I’m used to 1366x768 screens, and when I first started making my personal website it was based on that resolution… it wasn’t until one day I checked it on a 1920x1080 screen that I noticed how weird the design got because of vertically centered elements and so… I made some @media (min-width: 1601px) hacks to scale some stuff so the site would look more or less the same on bigger resolutions, but it was a sloppy solution…
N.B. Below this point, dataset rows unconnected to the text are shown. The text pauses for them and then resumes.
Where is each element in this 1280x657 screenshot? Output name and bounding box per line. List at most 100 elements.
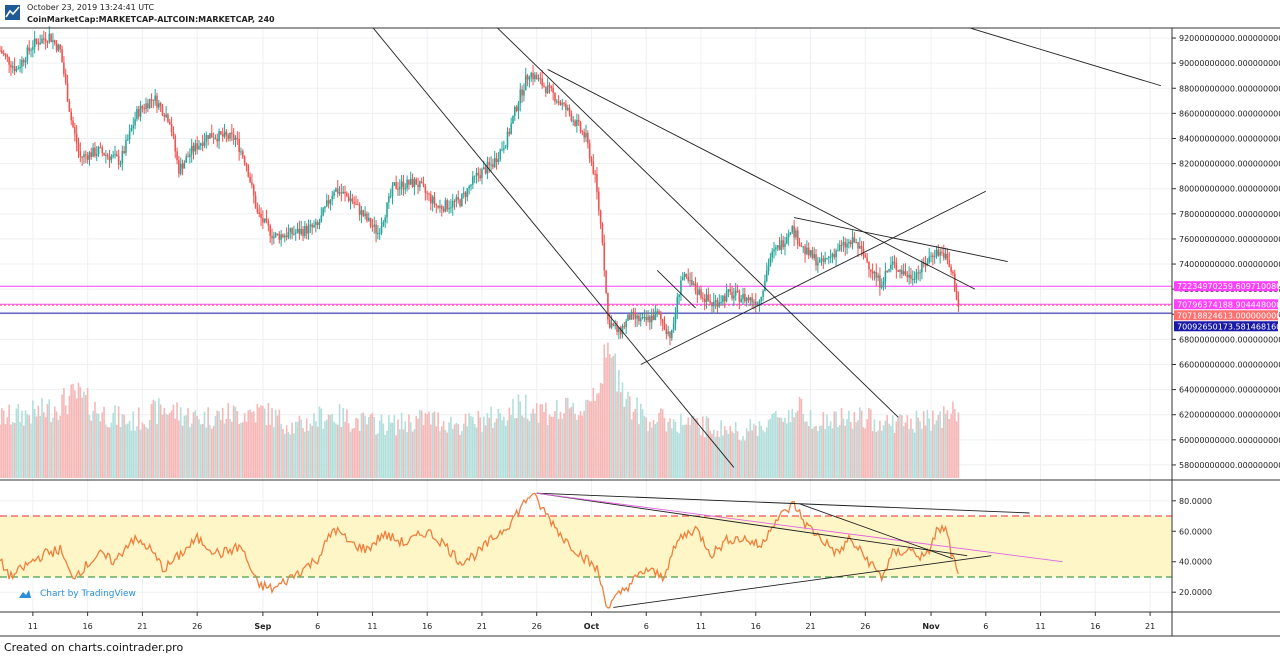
volume-bar	[473, 423, 476, 478]
rsi-trendline[interactable]	[536, 492, 968, 557]
volume-bar	[6, 417, 9, 478]
volume-bar	[477, 411, 480, 478]
candle	[775, 244, 777, 256]
volume-bar	[77, 382, 80, 478]
candle-body	[913, 278, 916, 280]
candle	[274, 232, 277, 238]
candle-body	[738, 291, 741, 302]
volume-bar	[722, 435, 724, 478]
candle	[168, 118, 171, 125]
volume-bar	[877, 430, 879, 478]
trendlines[interactable]	[351, 0, 1162, 608]
price-trendline[interactable]	[351, 0, 735, 468]
volume-bar	[524, 394, 527, 478]
volume-bar	[92, 410, 94, 478]
candle-body	[893, 261, 896, 263]
candle	[30, 47, 32, 58]
candle-body	[634, 312, 637, 319]
volume-bar	[117, 406, 120, 478]
candle-body	[795, 230, 797, 238]
candle	[59, 44, 62, 53]
volume-bar	[649, 421, 651, 478]
volume-bar	[313, 413, 315, 478]
candle	[99, 142, 102, 149]
volume-bar	[587, 399, 589, 478]
volume-bar	[672, 419, 675, 478]
candle-body	[442, 209, 445, 212]
candle-body	[910, 274, 912, 280]
candle-body	[285, 235, 288, 238]
volume-bar	[886, 415, 889, 478]
price-trendline[interactable]	[482, 13, 899, 418]
volume-bar	[347, 423, 350, 478]
candle-body	[415, 179, 418, 185]
candle	[506, 127, 509, 150]
candle-body	[433, 196, 436, 205]
volume-bar	[245, 421, 248, 478]
candle	[311, 222, 313, 235]
price-trendline[interactable]	[640, 190, 986, 365]
price-trendline[interactable]	[547, 69, 976, 290]
volume-bar	[643, 416, 646, 478]
volume-bar	[338, 404, 341, 478]
candle-body	[603, 242, 606, 271]
candle	[106, 152, 109, 160]
candle-body	[424, 186, 427, 193]
candle	[243, 155, 246, 166]
volume-bar	[616, 391, 618, 478]
candle	[871, 263, 874, 281]
candle-body	[786, 237, 788, 244]
volume-bar	[287, 431, 290, 478]
price-trendline[interactable]	[794, 217, 1008, 262]
candle	[479, 168, 481, 182]
volume-bar	[535, 403, 538, 478]
volume-bar	[406, 431, 408, 478]
candle-body	[652, 315, 655, 320]
volume-bar	[88, 415, 91, 478]
candle	[143, 103, 146, 115]
candle-body	[158, 103, 160, 108]
volume-bar	[915, 410, 918, 478]
candle	[66, 74, 69, 103]
candle-body	[758, 300, 761, 305]
rsi-trendline[interactable]	[613, 555, 992, 608]
volume-bar	[59, 415, 62, 478]
volume-bar	[170, 410, 173, 478]
candle-body	[116, 154, 118, 156]
candle-body	[342, 191, 345, 194]
candle	[767, 258, 770, 276]
candle	[639, 313, 642, 327]
candle-body	[576, 119, 578, 126]
rsi-trendline[interactable]	[799, 503, 954, 560]
price-trendline[interactable]	[920, 13, 1162, 87]
volume-bar	[528, 421, 531, 478]
price-trendlines[interactable]	[351, 0, 1162, 468]
tradingview-watermark[interactable]: Chart by TradingView	[16, 589, 136, 599]
candle	[137, 105, 140, 120]
candle	[258, 204, 261, 218]
candle-body	[771, 251, 774, 258]
candle-body	[451, 201, 454, 208]
rsi-trendline[interactable]	[536, 492, 1030, 514]
candle	[309, 220, 312, 233]
volume-bar	[563, 413, 565, 478]
volume-bar	[751, 430, 753, 478]
candle-body	[178, 160, 180, 174]
candle-body	[287, 232, 290, 238]
candle	[134, 111, 136, 130]
rsi-trendline[interactable]	[536, 492, 1063, 563]
volume-bar	[126, 423, 129, 478]
candle-body	[926, 262, 929, 266]
candle	[864, 253, 867, 259]
price-badge-bg	[1174, 281, 1278, 292]
volume-bar	[588, 401, 591, 478]
candle-body	[311, 224, 313, 228]
candle-body	[108, 156, 111, 161]
candle	[287, 224, 290, 240]
candle	[6, 53, 9, 62]
price-trendline[interactable]	[656, 270, 696, 309]
price-axis-label: 90000000000.0000000000	[1179, 59, 1280, 68]
candle	[192, 142, 195, 160]
candle-body	[855, 242, 857, 244]
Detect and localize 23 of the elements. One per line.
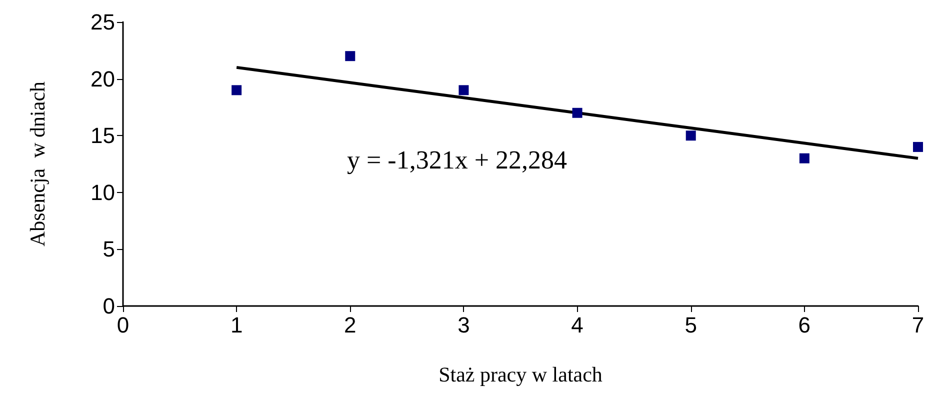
- y-tick-label: 20: [90, 66, 115, 92]
- x-tick-label: 6: [798, 312, 811, 338]
- x-axis-title: Staż pracy w latach: [438, 362, 603, 386]
- point: [686, 130, 696, 141]
- x-tick-label: 7: [912, 312, 924, 338]
- y-tick-label: 5: [102, 236, 115, 262]
- x-tick-label: 4: [571, 312, 584, 338]
- x-tick-label: 5: [684, 312, 697, 338]
- x-tick-label: 2: [344, 312, 356, 338]
- y-tick-label: 15: [90, 123, 115, 148]
- y-tick-label: 25: [90, 10, 115, 34]
- point: [799, 153, 810, 164]
- point: [572, 108, 582, 118]
- x-tick-label: 3: [458, 312, 470, 338]
- y-tick-label: 0: [102, 294, 115, 318]
- y-axis-title: Absencja w dniach: [26, 80, 50, 247]
- annotation: y = -1,321x + 22,284: [347, 146, 567, 174]
- point: [345, 51, 356, 62]
- point: [232, 85, 242, 96]
- y-tick-label: 10: [90, 180, 115, 205]
- point: [913, 142, 923, 152]
- point: [458, 85, 469, 96]
- x-tick-label: 1: [230, 312, 243, 338]
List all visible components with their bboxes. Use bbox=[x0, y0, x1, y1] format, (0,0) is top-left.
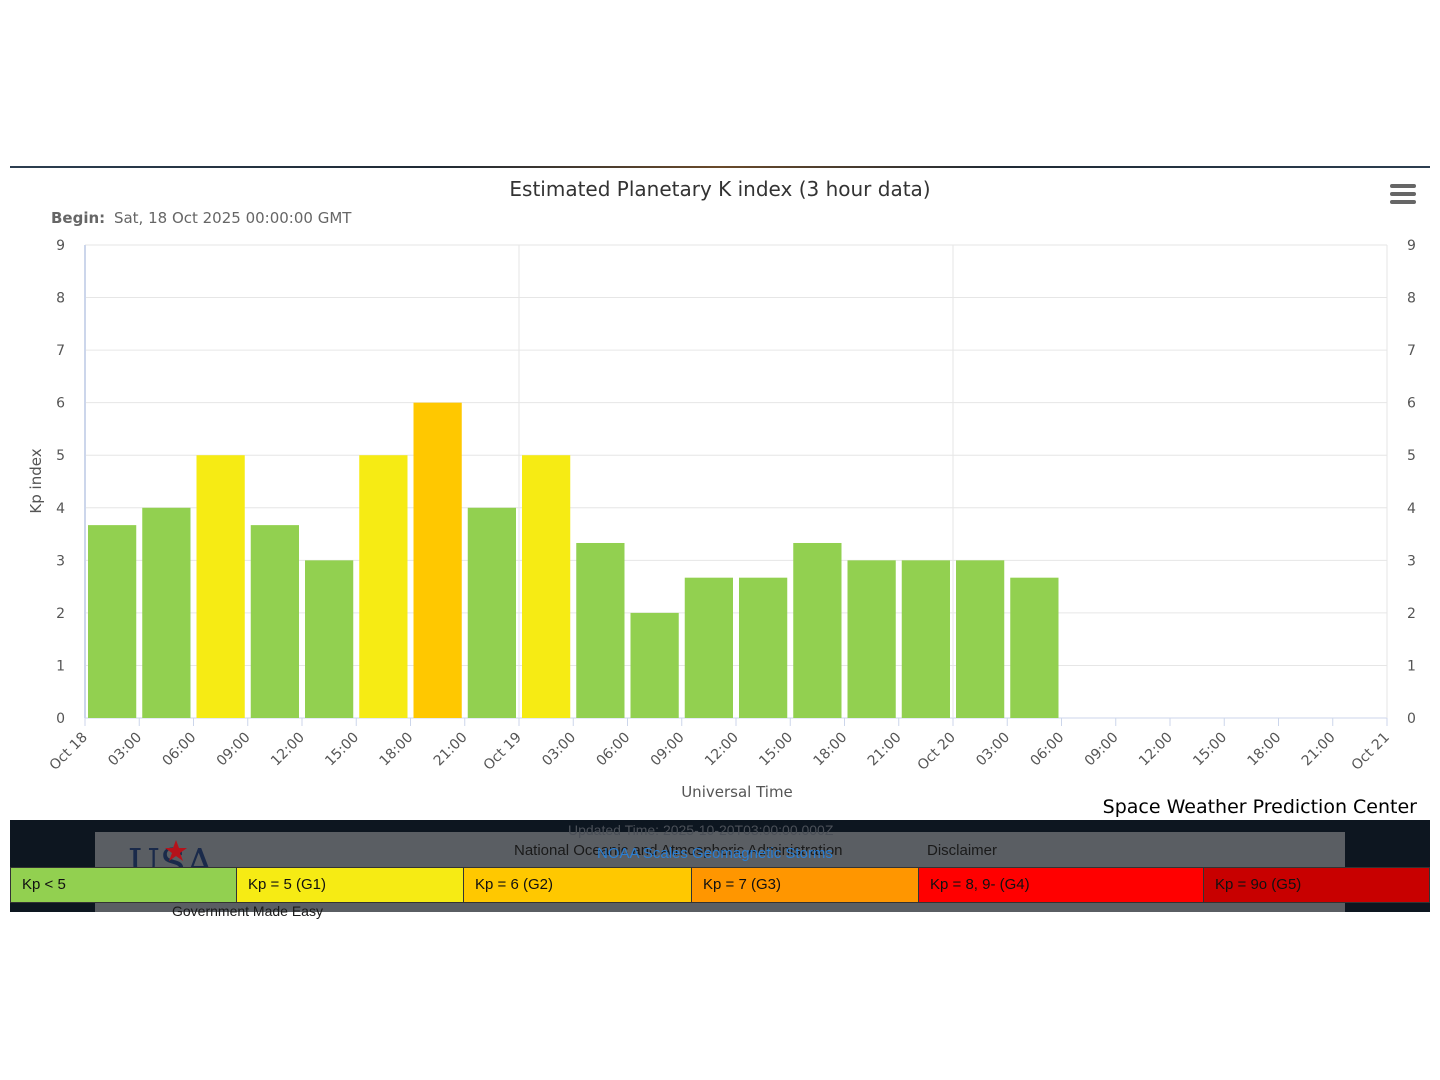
x-tick-label: 18:00 bbox=[376, 730, 416, 770]
hamburger-menu-icon[interactable] bbox=[1390, 184, 1416, 208]
y-axis-left-ticks: 0 1 2 3 4 5 6 7 8 9 bbox=[56, 238, 65, 727]
x-axis-ticks: Oct 18 03:00 06:00 09:00 12:00 15:00 18:00 21:0… bbox=[47, 718, 1393, 774]
y-axis-label: Kp index bbox=[27, 448, 45, 513]
bar bbox=[684, 577, 733, 718]
x-tick-label: 18:00 bbox=[1244, 730, 1284, 770]
y-tick-label-left: 7 bbox=[56, 343, 65, 359]
bar bbox=[522, 455, 571, 718]
y-tick-label-right: 4 bbox=[1407, 501, 1416, 517]
gov-made-easy-text: Government Made Easy bbox=[172, 903, 323, 919]
x-tick-label: 21:00 bbox=[865, 730, 905, 770]
bar bbox=[250, 525, 299, 718]
y-tick-label-right: 0 bbox=[1407, 711, 1416, 727]
bar bbox=[847, 560, 896, 718]
bar bbox=[1010, 577, 1059, 718]
bar bbox=[739, 577, 788, 718]
y-tick-label-left: 0 bbox=[56, 711, 65, 727]
bars bbox=[88, 402, 1059, 718]
x-tick-label: Oct 20 bbox=[915, 730, 959, 774]
x-tick-label: 15:00 bbox=[322, 730, 362, 770]
x-tick-label: 21:00 bbox=[431, 730, 471, 770]
bar bbox=[793, 542, 842, 718]
y-tick-label-right: 6 bbox=[1407, 396, 1416, 412]
x-tick-label: 15:00 bbox=[756, 730, 796, 770]
legend-item-kp5: Kp = 5 (G1) bbox=[237, 868, 464, 902]
x-axis-label: Universal Time bbox=[681, 783, 793, 801]
chart-credit: Space Weather Prediction Center bbox=[1103, 796, 1418, 818]
bar bbox=[359, 455, 408, 718]
y-tick-label-right: 8 bbox=[1407, 291, 1416, 307]
y-tick-label-left: 1 bbox=[56, 658, 65, 674]
x-tick-label: 09:00 bbox=[214, 730, 254, 770]
y-tick-label-left: 3 bbox=[56, 553, 65, 569]
x-tick-label: 06:00 bbox=[1027, 730, 1067, 770]
grid-lines bbox=[84, 244, 1388, 719]
bar bbox=[142, 507, 191, 718]
bar bbox=[413, 402, 462, 718]
y-tick-label-right: 1 bbox=[1407, 658, 1416, 674]
bar bbox=[630, 612, 679, 718]
x-tick-label: 03:00 bbox=[973, 730, 1013, 770]
bar bbox=[196, 455, 245, 718]
legend-item-kp8: Kp = 8, 9- (G4) bbox=[919, 868, 1204, 902]
y-tick-label-left: 9 bbox=[56, 238, 65, 254]
subtitle-label: Begin: bbox=[51, 209, 105, 227]
y-tick-label-left: 5 bbox=[56, 448, 65, 464]
x-tick-label: 03:00 bbox=[105, 730, 145, 770]
y-tick-label-right: 9 bbox=[1407, 238, 1416, 254]
chart-subtitle: Begin: Sat, 18 Oct 2025 00:00:00 GMT bbox=[51, 209, 352, 227]
subtitle-value: Sat, 18 Oct 2025 00:00:00 GMT bbox=[114, 209, 352, 227]
logo-star bbox=[165, 840, 187, 861]
x-tick-label: 09:00 bbox=[1082, 730, 1122, 770]
y-tick-label-left: 6 bbox=[56, 396, 65, 412]
legend-item-kp9: Kp = 9o (G5) bbox=[1204, 868, 1430, 902]
menu-bar bbox=[1390, 192, 1416, 196]
y-tick-label-left: 8 bbox=[56, 291, 65, 307]
menu-bar bbox=[1390, 184, 1416, 188]
x-tick-label: Oct 18 bbox=[47, 730, 91, 774]
y-axis-right-ticks: 0 1 2 3 4 5 6 7 8 9 bbox=[1407, 238, 1416, 727]
updated-time: Updated Time: 2025-10-20T03:00:00.000Z bbox=[568, 822, 834, 838]
legend-item-kp-lt5: Kp < 5 bbox=[10, 868, 237, 902]
x-tick-label: 06:00 bbox=[159, 730, 199, 770]
y-tick-label-right: 5 bbox=[1407, 448, 1416, 464]
x-tick-label: Oct 19 bbox=[481, 730, 525, 774]
y-tick-label-left: 4 bbox=[56, 501, 65, 517]
y-tick-label-right: 3 bbox=[1407, 553, 1416, 569]
x-tick-label: 09:00 bbox=[648, 730, 688, 770]
noaa-link[interactable]: National Oceanic and Atmospheric Adminis… bbox=[514, 842, 843, 859]
x-tick-label: 15:00 bbox=[1190, 730, 1230, 770]
legend-item-kp6: Kp = 6 (G2) bbox=[464, 868, 692, 902]
x-tick-label: 06:00 bbox=[593, 730, 633, 770]
chart-title: Estimated Planetary K index (3 hour data… bbox=[509, 177, 930, 201]
kp-legend: Kp < 5 Kp = 5 (G1) Kp = 6 (G2) Kp = 7 (G… bbox=[10, 867, 1430, 903]
bar bbox=[305, 560, 354, 718]
bar bbox=[88, 525, 137, 718]
bar bbox=[467, 507, 516, 718]
header-divider bbox=[10, 166, 1430, 168]
bar bbox=[956, 560, 1005, 718]
legend-item-kp7: Kp = 7 (G3) bbox=[692, 868, 919, 902]
bar bbox=[576, 542, 625, 718]
x-tick-label: 12:00 bbox=[702, 730, 742, 770]
x-tick-label: 03:00 bbox=[539, 730, 579, 770]
bar bbox=[901, 560, 950, 718]
menu-bar bbox=[1390, 200, 1416, 204]
x-tick-label: Oct 21 bbox=[1349, 730, 1393, 774]
disclaimer-link[interactable]: Disclaimer bbox=[927, 842, 998, 859]
y-tick-label-right: 2 bbox=[1407, 606, 1416, 622]
x-tick-label: 12:00 bbox=[268, 730, 308, 770]
y-tick-label-left: 2 bbox=[56, 606, 65, 622]
x-tick-label: 18:00 bbox=[810, 730, 850, 770]
x-tick-label: 21:00 bbox=[1299, 730, 1339, 770]
y-tick-label-right: 7 bbox=[1407, 343, 1416, 359]
x-tick-label: 12:00 bbox=[1136, 730, 1176, 770]
noaa-scales-link[interactable]: NOAA Scales Geomagnetic Storms bbox=[597, 845, 833, 862]
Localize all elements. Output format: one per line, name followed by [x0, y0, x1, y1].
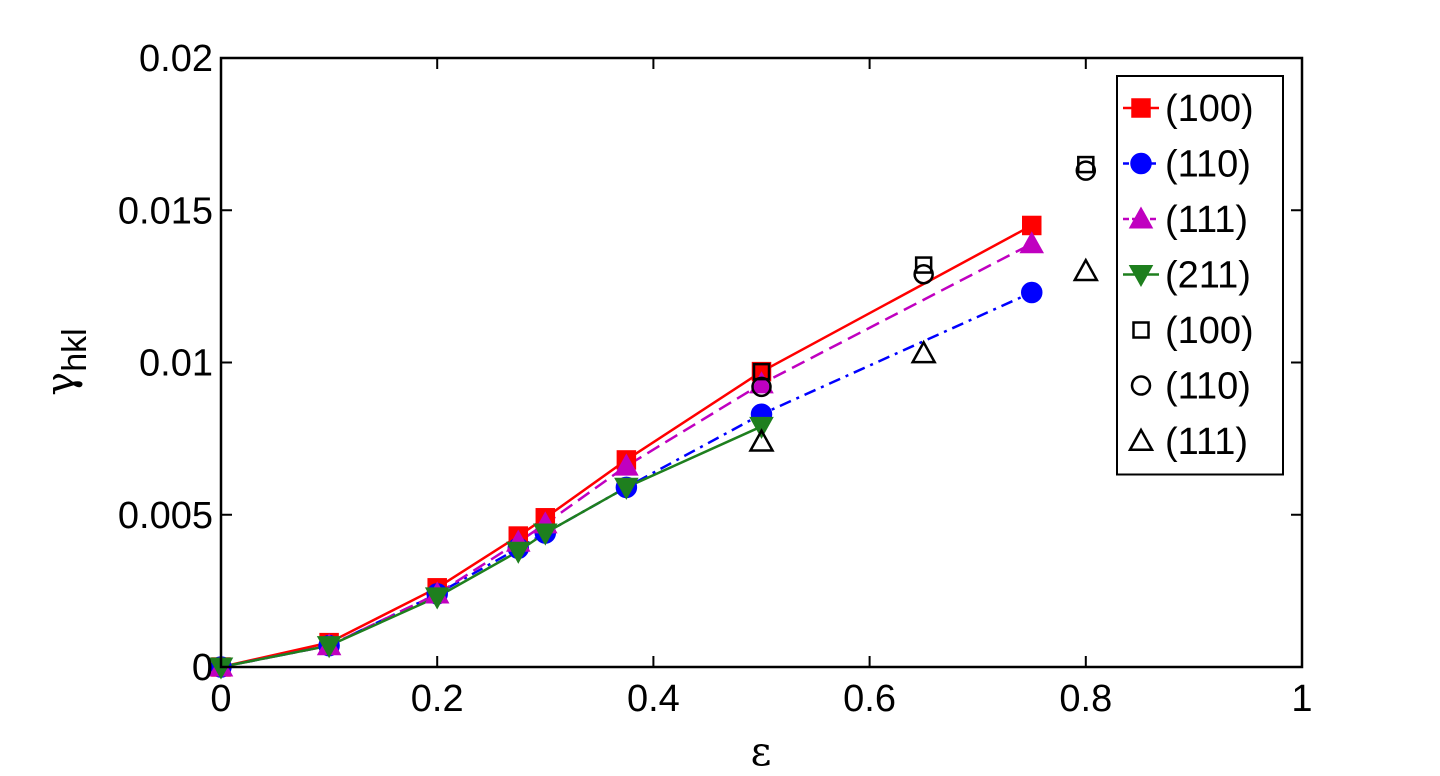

I made another site later, and I was worried about scaling, so I started using 1920x1080 resolution at 150% zoom (I have bad eyesight and struggle to read on 1920x1080, so I’m actually at 1280x720 now, but at least it’s the same aspect ratio). For the site to scale, I started using viewport values for everything, including font sizes… but if the aspect ratio changes wildly, the site looks crappy :P
So right now I was banging my head around how to have a visually pleasing website for someone with bad eyesight like me, but still have it scale correctly on any resolution for mainstream usage (as I scale down for myself, lots of sites I visit get crumpled visual elements when they are using absolute positions, z-index, and so), and I decided to letterbox my site content and force the aspect ratio on any resolution so the site will always look the same, no matter the screen. I’m using JS to scale font-size according to the letterbox width, and all other elements will use % values… I don’t know, but so far it’s sounding like I just made the site future-proof as well (for new resolution changes). The site is scaling with window size, it sucks that you can’t zoom it with the browser (so it might be bad for people with even worse eyesight, but I do plan to put a ± button for font-size though, what’s comfortable for me to read might not be for everyone), but the normal zoom works on mobile…
This is a test page I just made (ratio at 16:8 to compensate a bit for taskbar and browser stuff): https://pirahxcx.neocities.org/aspectratiottest
What do you all think of the idea? Perhaps there was an easier solution, though?